Une autre éruption en vue
La fissure active hier matin dans le sud de l’enclos du volcan
Pour la deuxième fois à un mois et demi d’intervalle, le piton de la Fournaise a été le théâtre d’une éruption éclair de neuf heures. A la différence cette fois que l’observatoire volcanologique enregistre tous les signes d’une possible reprise d’activité dans un délai relativement court. Mais l’incertitude la plus totale règne sur sa localisation.
Le silence est retombé sur l’enclos du volcan hier matin, après neuf heures d’activité, comme le 18 février dernier. La deuxième éruption de l’année 2007 n’a pas plus tenu ses promesses que la première, malgré la longueur de sa préparation qui a vu le piton de la Fournaise ne cesser de gonfler et trembler depuis le 1er janvier, date de la fin de l’éruption fleuve du 30 août 2006. Après plus de deux heures et demie de crise sismique, le volcan est entré en éruption à 23 h vendredi. Mais dès hier matin à 8 h, l’observatoire volcanologique a constaté la disparition du trémor éruptif, même si les observateurs sur place ont encore vu quelques lambeaux de lave jaillir très timidement jusque vers 9 h. En dépit de cet arrêt, Valérie Ferrazzini, sismologue à l’observatoire volcanologique du piton de la Fournaise, n’a pas dû beaucoup fermer l’œil la nuit dernière, comme ses collègues les nuits précédant l’éruption : le réseau de surveillance, malgré la fin de l’éruption hier matin, détectait toujours hier soir une forte sismicité. C’est cette situation qui pose problème. “La forte sismicité qui a persisté durant l’éruption s’est maintenue toute la journée, indique le dernier bulletin de l’observatoire de la journée de samedi. Actuellement, les séismes localisés sous le sommet semblent faiblir, par contre une forte sismicité se maintient sous le flanc est et est-sud-est, à une profondeur d’environ un ou deux kilomètres sous le niveau de la mer. La magnitude de ces séismes peut atteindre 2”.

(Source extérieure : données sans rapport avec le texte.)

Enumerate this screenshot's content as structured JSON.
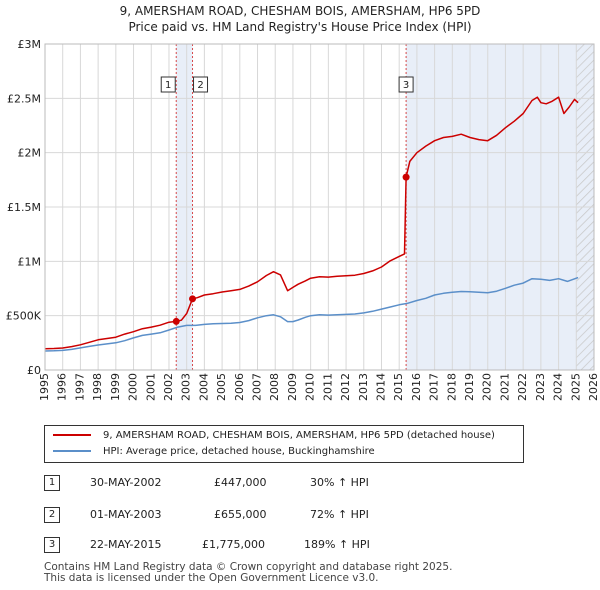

Une telle situation a certes été déjà relevée dans le passé sans être suivie d’éruption note la sismologue, mais dans le contexte actuel, il est impossible d’en dire autant. Plus tôt dans la journée d’hier, un autre bulletin évoquait ainsi une possible reprise de l’éruption au sommet ou à plus basse altitude. L’incertitude régnait donc hier soir. Au nombre des éléments à prendre en compte : la fissure qui a alimenté l’éruption éclair d’hier est beaucoup plus longue qu’elle n’y paraît en surface. Elle se prolonge en sous-sol en direction du rempart du Tremblet, c’est du moins ce qu’analyse l’observatoire au vu des enregistrements des paramètres de la crise qui a précédé l’éruption. Le risque serait que la crise sismique actuelle débouche sur sa réactivation et son éventuelle propagation à plus basse altitude, voire hors enclos. Les éruptions hors enclos de Piton Sainte-Rose (1977) et du Tremblet (Saint-Philippe) ont ainsi débuté par de brèves phases d’activité à l’intérieur de l’enclos avant que les fissures éruptives ne se propagent beaucoup plus loin, “franchissant” les remparts de Bois-Blanc et du Tremblet. Mais rien ne permettait hier soir d’envisager une telle hypothèse.